« Nos conseillers ne sont pas incités
financièrement ».
Vous
avez vu cette phrase qui s’étale depuis peu sur les écrans pour le crédit
agricole. Peut-être avez-vous également ressenti que quelque chose n’allait pas
avec cet exercice de communication. Une surprise, un doute, une gêne même. Ne
cherchez plus, ce que vous avez ressenti c’est la perfidie. Et la perfidie
c’est justement l’art de tromper sans en avoir l’air. Mais pour cela encore
aurait-il fallu commencer par ne pas trop en faire.
Et le trop est justement dans la phrase : «Nos conseillers ne sont pas financièrement incités à proposer un produit plutôt qu’un autre». Pourquoi avoir précisé «financièrement»? Qu’apporte donc ce mot à la démonstration? Il n'est pas inutile. Il veut juste dire que ces braves employés ne reçoivent pas de prime. C’est probablement vrai. Mais gare à celui qui ne tiendra pas ses objectifs de vente! Celui-là n’est pas prêt d’être promu ou de voir sa demande de mutation acceptée. Il y a tant de manière « d’inciter » les gens sans leur verser un pourcentage des ventes. Et c’est cette grossière ficelle sémantique qui lève le voile sur le vrai message.
Ça trompe énormément |
En
mettant en avant ses employés de guichet, le message du crédit agricole est
clair: culpabiliser tous ceux, et ils sont nombreux, qui considèrent les
banques comme responsables de la crise, comme des institutions avides guidées
par le seul souci de maximiser leur milliards, de vampiriser tout ce qui passe
à leur portée, de diriger l’économie à courte vue. A tous ceux-là, le crédit
agricole dit : «regardez-bien sur qui vous médisez, ce sont des gens
honnêtes, qui aiment leur travail et le font avec beaucoup de simplicité. Alors
pourquoi tant de haine, ce sont des gens comme vous, c’est vous !». Il ne
manquait plus que des enfants et des petits chats.
Pourtant
ce ne sont pas ces employés qui sont visés. Non, ceux qui sont visés par
cette accusation devenue légitime des institutions financières, ce sont les
traders, ce sont les dirigeants, ce sont les fonds cachés dans des paradis
fiscaux, ce sont tous ceux qui se gavent de bonus indécents. Mais ce n’est pas
cette partie d’elle-même que la banque met en avant. Au contraire, elle nous
montre de simples employés qui justement n’ont pas droit aux bonus, aux primes.

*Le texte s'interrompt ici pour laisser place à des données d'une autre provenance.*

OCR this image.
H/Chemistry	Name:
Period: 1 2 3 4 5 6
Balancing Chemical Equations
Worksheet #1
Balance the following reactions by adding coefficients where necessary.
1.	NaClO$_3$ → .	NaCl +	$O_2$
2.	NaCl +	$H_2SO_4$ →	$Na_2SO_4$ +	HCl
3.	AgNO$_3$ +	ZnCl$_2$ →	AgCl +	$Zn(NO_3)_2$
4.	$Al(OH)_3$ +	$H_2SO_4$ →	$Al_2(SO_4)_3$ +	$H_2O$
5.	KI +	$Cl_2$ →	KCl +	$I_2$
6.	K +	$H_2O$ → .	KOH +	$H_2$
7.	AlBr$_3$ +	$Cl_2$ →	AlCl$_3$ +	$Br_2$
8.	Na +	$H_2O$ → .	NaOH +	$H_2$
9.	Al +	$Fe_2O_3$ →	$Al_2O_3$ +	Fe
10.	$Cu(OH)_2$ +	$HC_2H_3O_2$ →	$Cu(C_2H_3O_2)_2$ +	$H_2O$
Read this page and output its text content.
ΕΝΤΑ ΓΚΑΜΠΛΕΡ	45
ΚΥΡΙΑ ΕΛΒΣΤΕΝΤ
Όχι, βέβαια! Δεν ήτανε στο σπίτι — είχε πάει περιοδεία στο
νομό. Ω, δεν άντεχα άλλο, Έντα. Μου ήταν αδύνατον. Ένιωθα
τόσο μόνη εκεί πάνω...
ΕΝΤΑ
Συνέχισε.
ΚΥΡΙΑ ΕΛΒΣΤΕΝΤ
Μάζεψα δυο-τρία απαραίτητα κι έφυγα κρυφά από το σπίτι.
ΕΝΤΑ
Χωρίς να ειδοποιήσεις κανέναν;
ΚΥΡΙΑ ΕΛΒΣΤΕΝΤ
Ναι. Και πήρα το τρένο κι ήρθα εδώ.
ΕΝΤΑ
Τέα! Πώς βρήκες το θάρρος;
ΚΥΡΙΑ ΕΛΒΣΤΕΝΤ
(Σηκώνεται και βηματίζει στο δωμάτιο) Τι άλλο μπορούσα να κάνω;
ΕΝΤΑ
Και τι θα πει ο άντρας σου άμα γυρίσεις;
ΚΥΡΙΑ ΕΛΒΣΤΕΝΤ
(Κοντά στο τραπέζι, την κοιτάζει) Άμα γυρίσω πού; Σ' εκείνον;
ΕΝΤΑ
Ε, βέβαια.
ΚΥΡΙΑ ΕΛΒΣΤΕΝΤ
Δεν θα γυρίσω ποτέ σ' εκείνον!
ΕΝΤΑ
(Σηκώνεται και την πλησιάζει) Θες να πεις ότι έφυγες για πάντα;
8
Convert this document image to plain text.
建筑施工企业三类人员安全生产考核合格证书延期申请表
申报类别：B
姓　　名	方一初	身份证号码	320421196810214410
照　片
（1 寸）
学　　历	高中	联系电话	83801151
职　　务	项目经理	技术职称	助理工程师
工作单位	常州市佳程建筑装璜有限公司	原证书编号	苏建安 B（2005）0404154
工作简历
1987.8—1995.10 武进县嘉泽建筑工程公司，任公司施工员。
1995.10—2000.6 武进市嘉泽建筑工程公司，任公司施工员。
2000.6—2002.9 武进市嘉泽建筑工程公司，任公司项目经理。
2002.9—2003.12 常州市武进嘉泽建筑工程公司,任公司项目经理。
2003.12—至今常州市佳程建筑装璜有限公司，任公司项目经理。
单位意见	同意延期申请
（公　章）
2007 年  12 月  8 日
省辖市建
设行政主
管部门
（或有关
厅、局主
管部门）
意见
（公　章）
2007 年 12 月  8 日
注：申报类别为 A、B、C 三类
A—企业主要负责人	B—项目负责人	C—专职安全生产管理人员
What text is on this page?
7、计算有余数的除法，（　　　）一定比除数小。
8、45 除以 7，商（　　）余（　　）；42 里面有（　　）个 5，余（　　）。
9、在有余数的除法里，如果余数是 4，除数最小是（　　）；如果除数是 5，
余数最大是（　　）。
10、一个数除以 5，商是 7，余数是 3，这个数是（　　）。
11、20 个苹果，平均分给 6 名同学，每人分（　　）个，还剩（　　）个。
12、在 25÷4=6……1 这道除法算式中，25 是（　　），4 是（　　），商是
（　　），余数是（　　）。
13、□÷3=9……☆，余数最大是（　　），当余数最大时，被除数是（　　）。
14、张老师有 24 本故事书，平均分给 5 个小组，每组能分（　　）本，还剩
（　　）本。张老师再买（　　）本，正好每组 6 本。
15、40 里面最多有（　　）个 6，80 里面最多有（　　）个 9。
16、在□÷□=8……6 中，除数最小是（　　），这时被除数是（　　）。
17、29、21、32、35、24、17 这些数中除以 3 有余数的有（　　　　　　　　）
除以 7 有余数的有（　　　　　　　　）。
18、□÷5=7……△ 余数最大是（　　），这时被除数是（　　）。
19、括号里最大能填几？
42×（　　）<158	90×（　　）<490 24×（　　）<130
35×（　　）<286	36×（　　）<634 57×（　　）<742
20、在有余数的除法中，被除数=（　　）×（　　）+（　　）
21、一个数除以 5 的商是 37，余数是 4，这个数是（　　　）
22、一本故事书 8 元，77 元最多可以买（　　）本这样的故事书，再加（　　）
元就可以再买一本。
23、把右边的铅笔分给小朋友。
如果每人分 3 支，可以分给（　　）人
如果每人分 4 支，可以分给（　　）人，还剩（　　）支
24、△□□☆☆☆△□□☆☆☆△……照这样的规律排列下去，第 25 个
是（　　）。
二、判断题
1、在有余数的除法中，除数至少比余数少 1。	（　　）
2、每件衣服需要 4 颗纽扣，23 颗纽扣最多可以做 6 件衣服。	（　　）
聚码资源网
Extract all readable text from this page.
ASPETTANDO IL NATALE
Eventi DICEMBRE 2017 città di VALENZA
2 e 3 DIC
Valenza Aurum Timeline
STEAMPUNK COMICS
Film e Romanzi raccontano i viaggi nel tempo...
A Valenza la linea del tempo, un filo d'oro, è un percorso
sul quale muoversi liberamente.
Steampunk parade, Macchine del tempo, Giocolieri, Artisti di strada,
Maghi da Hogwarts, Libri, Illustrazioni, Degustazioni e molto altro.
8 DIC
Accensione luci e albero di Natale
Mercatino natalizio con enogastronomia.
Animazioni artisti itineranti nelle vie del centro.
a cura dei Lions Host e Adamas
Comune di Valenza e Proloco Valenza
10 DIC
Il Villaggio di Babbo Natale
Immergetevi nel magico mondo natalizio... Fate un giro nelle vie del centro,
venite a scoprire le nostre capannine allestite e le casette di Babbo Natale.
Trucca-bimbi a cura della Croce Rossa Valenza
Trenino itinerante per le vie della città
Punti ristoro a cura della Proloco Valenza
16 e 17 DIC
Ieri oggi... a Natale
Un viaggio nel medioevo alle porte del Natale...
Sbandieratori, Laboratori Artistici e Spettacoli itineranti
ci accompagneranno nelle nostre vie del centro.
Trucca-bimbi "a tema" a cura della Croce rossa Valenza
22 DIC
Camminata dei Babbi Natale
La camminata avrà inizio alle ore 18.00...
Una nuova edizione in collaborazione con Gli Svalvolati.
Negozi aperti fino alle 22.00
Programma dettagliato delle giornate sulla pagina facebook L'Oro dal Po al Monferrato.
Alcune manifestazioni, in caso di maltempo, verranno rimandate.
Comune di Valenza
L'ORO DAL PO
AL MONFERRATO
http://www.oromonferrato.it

Elle nous montre de simples employés susceptibles eux aussi de perdre leur
travail à la première moins-value.
Pour
masquer ses dérives, la banque se cache derrière ses éléments les plus
fragiles. Elle s’approprie leur innocence. Elle nous les désigne. Elle en fait
des otages. Elle est là la perfidie: nous désigner qui seront les victimes si
nous ne changeons pas d’opinion sur les banques. Ce n’était pas la peine de
dépenser tant d’argent, nous le savions déjà.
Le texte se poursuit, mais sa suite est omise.